Shila Ghazzanfar is at the beginning of her bioinformatics career, she will be a workshop leader at the event. We wanted to find out why she chose this path and what excites her about her work.
What do you think are the most interesting “big questions” in your field?
The most interesting ‘big questions’ to me are all about systems involving large data. This includes finding patterns in complex and multivariate data and building on the ability to learn and contribute to understanding these systems. What is very important in being able to achieve these is to effectively visualise and display large datasets and patterns.
Please tell us about your research interests and what you are currently working on.

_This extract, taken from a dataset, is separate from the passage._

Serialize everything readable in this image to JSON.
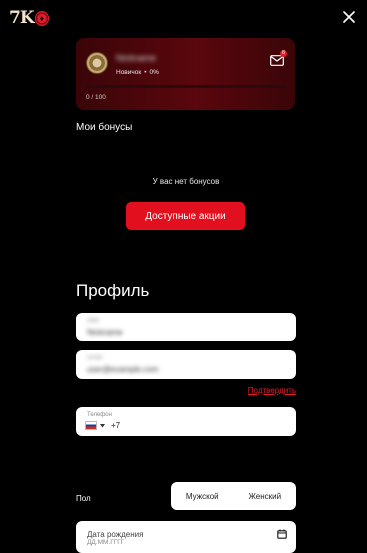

My research interest is at the junction between statistics and biology, and I enjoy the collaboration to which this research area lends itself. My projects involve integrating datasets involving gene expression and mutation in a network framework. I’m also interested in how to effectively visualise the data at hand.
Do you have favourite applications of your work and what is the impact of these applications?
I work very closely with the melanoma research group at the Westmead Millennium Institute and it’s very exciting to see the iterative process of collaborative work. Some comments stemming from a statistical model or a graphical summary can lead to a new biological question, which then leads on to the next piece of work. This involves some experimental design and in particular thinking about how the problems can be solved.
Why did you choose this career?
I chose to do a PhD because I enjoy working on projects involving large and complex data, interpreting the data from a statistical perspective and seeing the biological interpretation as well. It’s very gratifying to be working in a space that can potentially lead to real health benefits for people.
Can you tell us about the highlight of your career so far?
It’s probably too early in my career to be thinking of such things, but all in all I’m enjoying the entire process so far. Certainly throughout the course of a PhD one highlight is being able to attend and present your work at events like BioInfoSummer, for which I am very grateful.